The promise of social media
Maggie Fox, November 23 2006
Institutions are stupid – they can’t remember a thing. Most organizations, from Hewlett-Packard to your local TV newsroom, have no formalized method of collecting and collating important data about important stuff in a way that makes it accessible and relevant for future use.
Of course every company has staffers who have been around forever and have a large amount of accrued knowledge, but that’s not very efficient, both because they don’t know who and when someone needs to know something unless they’re asked (and if you don’t know that they know… you get the idea), and ultimately they can just quit, taking all that info with them.

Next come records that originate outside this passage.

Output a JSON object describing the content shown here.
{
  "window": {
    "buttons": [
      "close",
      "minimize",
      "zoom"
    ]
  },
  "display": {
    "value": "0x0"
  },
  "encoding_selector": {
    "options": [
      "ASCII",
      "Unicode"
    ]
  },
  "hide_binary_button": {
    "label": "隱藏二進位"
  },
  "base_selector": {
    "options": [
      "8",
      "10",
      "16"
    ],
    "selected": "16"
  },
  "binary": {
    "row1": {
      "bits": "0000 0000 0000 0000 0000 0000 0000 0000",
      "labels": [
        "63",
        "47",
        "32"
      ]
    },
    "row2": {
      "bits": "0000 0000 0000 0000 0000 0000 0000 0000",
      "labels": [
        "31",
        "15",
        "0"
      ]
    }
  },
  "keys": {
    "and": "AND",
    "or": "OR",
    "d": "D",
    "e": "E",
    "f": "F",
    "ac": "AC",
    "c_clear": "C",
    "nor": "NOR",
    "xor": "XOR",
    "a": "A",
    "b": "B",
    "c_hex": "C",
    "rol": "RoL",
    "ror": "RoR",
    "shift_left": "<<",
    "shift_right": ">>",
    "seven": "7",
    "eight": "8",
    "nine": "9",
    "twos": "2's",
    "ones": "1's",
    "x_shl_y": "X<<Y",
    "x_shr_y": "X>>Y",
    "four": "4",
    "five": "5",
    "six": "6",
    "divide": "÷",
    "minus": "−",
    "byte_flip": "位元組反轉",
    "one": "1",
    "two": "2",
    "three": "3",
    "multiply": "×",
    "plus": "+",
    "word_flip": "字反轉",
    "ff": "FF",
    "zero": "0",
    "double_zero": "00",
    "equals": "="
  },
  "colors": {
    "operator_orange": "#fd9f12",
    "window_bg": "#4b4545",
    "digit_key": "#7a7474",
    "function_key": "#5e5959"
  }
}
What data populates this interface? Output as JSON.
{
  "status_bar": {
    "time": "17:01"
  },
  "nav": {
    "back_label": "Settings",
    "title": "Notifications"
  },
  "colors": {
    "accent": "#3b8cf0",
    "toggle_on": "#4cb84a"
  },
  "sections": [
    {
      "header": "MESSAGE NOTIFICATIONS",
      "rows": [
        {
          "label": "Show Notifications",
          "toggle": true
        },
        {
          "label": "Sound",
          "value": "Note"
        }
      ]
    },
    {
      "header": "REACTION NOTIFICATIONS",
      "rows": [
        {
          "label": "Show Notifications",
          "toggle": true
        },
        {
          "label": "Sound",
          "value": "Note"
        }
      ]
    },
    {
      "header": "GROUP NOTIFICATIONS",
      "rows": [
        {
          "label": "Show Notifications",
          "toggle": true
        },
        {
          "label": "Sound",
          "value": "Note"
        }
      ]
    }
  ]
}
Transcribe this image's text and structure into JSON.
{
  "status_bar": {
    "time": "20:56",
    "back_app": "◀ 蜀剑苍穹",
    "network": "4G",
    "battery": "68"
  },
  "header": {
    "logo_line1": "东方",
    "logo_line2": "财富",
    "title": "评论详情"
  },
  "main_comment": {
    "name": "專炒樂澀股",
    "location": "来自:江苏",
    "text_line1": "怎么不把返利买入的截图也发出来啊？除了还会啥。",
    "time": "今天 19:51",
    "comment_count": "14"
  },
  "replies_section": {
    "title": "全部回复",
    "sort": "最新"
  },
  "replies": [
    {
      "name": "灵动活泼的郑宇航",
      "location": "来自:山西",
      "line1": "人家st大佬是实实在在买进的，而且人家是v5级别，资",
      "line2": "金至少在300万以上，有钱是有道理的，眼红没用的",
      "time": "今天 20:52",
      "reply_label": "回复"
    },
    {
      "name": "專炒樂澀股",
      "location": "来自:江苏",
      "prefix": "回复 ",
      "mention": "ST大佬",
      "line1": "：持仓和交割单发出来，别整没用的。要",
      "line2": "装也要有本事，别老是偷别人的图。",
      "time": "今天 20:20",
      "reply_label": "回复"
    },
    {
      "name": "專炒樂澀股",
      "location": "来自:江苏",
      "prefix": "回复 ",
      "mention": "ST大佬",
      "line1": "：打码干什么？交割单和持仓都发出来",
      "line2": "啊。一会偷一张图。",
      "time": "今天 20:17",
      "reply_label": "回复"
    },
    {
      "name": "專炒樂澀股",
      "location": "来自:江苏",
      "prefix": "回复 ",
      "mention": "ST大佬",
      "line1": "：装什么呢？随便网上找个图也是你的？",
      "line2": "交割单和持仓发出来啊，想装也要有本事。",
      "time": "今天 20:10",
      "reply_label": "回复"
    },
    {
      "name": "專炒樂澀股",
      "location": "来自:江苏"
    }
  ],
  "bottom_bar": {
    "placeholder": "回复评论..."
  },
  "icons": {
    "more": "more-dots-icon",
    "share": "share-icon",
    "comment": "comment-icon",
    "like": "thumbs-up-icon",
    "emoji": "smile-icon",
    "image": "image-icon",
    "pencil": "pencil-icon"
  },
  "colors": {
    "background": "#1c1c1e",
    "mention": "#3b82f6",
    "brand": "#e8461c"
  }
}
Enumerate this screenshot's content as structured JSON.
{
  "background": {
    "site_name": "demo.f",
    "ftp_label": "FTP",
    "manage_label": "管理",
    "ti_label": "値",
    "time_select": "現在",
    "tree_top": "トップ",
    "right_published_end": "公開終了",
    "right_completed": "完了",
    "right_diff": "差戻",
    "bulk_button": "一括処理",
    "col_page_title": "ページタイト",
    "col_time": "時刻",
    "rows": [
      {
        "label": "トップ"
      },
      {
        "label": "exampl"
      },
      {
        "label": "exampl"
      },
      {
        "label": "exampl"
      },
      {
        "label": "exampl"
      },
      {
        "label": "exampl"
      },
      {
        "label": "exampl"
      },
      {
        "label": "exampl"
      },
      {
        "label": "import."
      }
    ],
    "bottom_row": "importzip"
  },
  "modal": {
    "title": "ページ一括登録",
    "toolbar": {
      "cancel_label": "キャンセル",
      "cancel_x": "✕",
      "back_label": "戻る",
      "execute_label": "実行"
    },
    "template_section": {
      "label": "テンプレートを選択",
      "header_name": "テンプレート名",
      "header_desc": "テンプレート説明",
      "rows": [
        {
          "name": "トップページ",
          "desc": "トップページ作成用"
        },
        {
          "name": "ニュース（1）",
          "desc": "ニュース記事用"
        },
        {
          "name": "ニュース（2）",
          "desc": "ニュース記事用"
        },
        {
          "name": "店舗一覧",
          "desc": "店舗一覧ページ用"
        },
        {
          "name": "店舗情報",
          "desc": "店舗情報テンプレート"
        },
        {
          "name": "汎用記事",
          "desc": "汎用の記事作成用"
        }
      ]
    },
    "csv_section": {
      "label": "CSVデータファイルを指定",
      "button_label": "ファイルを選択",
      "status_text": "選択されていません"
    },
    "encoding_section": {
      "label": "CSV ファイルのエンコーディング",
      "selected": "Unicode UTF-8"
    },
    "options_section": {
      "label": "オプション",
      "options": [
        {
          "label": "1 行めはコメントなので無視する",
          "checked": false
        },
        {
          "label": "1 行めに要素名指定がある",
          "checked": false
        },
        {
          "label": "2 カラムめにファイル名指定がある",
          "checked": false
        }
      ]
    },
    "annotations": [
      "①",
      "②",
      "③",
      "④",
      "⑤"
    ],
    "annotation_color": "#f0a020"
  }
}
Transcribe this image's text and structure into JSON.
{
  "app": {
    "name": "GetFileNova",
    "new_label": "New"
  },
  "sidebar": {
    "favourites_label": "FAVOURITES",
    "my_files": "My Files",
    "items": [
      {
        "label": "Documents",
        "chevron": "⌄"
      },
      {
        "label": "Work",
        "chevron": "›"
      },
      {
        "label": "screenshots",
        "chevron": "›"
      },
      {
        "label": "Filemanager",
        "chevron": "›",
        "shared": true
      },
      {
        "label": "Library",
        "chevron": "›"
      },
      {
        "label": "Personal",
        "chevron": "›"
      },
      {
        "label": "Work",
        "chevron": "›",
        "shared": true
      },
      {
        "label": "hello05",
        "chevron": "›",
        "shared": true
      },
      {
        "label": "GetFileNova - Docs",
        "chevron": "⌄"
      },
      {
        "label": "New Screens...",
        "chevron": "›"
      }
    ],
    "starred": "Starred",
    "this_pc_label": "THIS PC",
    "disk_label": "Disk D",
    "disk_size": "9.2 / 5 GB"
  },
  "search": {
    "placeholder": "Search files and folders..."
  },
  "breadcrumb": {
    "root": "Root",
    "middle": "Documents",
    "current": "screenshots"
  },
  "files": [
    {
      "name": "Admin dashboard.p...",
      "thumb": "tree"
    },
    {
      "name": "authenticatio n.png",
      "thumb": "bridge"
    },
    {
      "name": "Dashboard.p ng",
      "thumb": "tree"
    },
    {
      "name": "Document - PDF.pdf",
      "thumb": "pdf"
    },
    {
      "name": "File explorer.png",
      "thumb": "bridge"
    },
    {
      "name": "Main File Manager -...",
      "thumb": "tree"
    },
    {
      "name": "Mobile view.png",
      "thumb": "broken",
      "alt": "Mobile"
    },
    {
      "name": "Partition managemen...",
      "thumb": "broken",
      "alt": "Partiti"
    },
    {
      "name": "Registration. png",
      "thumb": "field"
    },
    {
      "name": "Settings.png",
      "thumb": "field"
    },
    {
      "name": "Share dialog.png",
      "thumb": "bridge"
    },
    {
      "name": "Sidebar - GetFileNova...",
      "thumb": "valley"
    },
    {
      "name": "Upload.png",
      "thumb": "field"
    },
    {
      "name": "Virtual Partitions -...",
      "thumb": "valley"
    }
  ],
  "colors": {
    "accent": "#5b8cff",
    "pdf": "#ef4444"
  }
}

Basically, humans are piss-poor methods of storage. We’re tempermental, buggy, and prone to crashing and losing the records forever.
I’ve been really thinking about this topic – using social media to store institutional memory – since I read this article, which referenced this 2005 story from CIO Magazine. The latter dealt mostly with securities compliance, but made one claim that absolutely gobsmacked me:
The average number of emails sent each day worldwide will hit 36.2 billion in 2006…The Enterprise Strategy Group reports that as much as 75 percent of most companies’ intellectual property is contained in the messages and attachments they send through their e-mail systems. [emphasis mine]
And guess what, folks? For most organizations, the recall of that information is virtually impossible unless you choose to sift through the tens of thousands of emails sitting (hopefully) on your company server.
So that’s scary.
Institutional memory also came up, in a slightly different mode, in this post from Mathew Ingram’s work blog, in which he discussed a fake Digg post about Sony recalling 650,000 PlayStations. Once the ruse was discovered, Digg apparently removed the story from their site altogether – thus nullifying the promise of using social media to retain their (our) institutional memory.
Because there’s no record, they (and we) can’t learn from our collective mistake. I’m sure Digg will try to change their algorythms to try and ensure something like this doesn’t happen again – but you can’t make a fake story unhappen. How about at least allowing it to exist (corrected, reviled and underscored) as a case study, thereby helping to ensure similar mistakes are not repeated ad infinitum? Is that not part of the promise of social media?